EAST結構分析+pytorch源碼實現

本文轉載自查看原文 2019-08-17 21:50 1580 論文閱讀

EAST結構分析+pytorch源碼實現

EAST結構分析+pytorch源碼實現

一. U-Net的前車之鑒

在介紹EAST網絡之前我們先介紹一下前面的幾個網絡，看看這個EAST網絡怎么來的？為什么來的？

當然這里的介紹僅僅是引出EAST而不是詳細的講解其他網絡，有需要的讀者可以去看看這三個優秀網絡。

1.1 FCN網絡結構

FCN網絡，在之前FCN從原理到代碼的理解已經詳細分析了，有需要的可以去看看，順便跑一跑代碼。

圖1-1

網絡的由來

不管是識別（傳統機器學習、CNN）還是檢測（SSD、YOLO等），都只是基於大塊的特征進行的，檢測之后都是以長方形去表示檢測結果，由於這是其算法內部回歸的結果導致，而且feature map經過卷積一直減小，如果強行進行256X256到512X512的插值，那么結果可以想象，邊界非常不好。

那么如何實現圖1-1所示的結果呢？把每個像素都進行分割？

網絡的成果

FCN給出的方法是使用反卷積進行上采樣操作，使得經過CNN之后減小的圖能夠恢復大小。

當然作者還提出一個好方法，不同的feature map進行組合，使得感受野進行擴充。

注釋：筆者認為使用反卷積有兩個作用，其一是使得計算LOSS比較方便，標簽和結果可以直接進行計算。其二是可以進行參數的學習，更為智能化。

1.2 U-NET網絡

U-net網絡之前沒怎么看過，現在也僅僅是大概看了論文和相關資料，內部實現不是很了解。

圖1-2

網絡的由來

FCN完全可以做到基於像素點的分割，為什么還要這個U-net網絡啊？

FCN網絡檢測的效果還可以，但是其邊緣的處理就特別的差。
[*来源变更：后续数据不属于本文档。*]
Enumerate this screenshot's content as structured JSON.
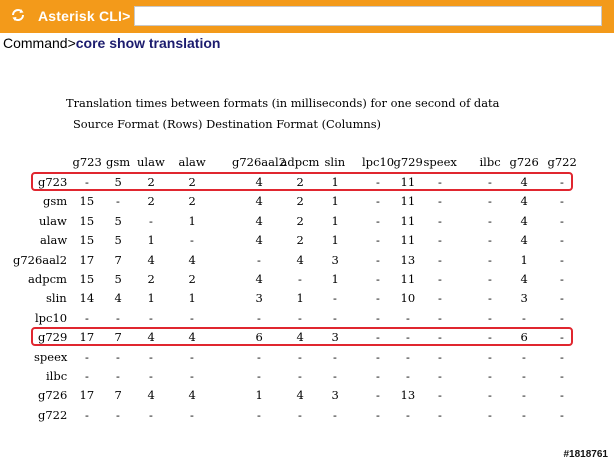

雖然說多個層進行合並，但是合並的內容雜亂無章，導致最后的信息沒有完全得到。

總的來說FCN分割的效果不夠，精度也不夠。

網絡的成果

U-net提出了對稱的網絡結構，使得網絡參數的學習效果更好（為什么對稱網絡學習更好，這個理解不透，如果是結果再放大一倍使得不對稱不也一樣嗎？感覺還是網絡結構設計的好，而不是對稱）

不同feature map合並的方式更加優化，使得在邊緣分割（細節）上更加優秀。

網絡架構清晰明了，分割效果也很好，現在醫學圖像分割領域還能看見身影。

1.3 CTPN網絡

剛開始准備使用CTPN進行文本的檢測，所以看了一些相關資料，致命缺點是不能檢測帶角度文字和網絡比較復雜。

圖1-3

網絡的由來

文本檢測和其他檢測卻別很大，比如用SSD檢測文本就比較困難（邊緣檢測不好），如何針對文本進行檢測？

網絡的成果

CTPN網絡有很多創造的想法-->>

目標分割小塊，然后一一進行檢測，針對文本分割成height>width的方式，使得檢測的邊緣更為精確。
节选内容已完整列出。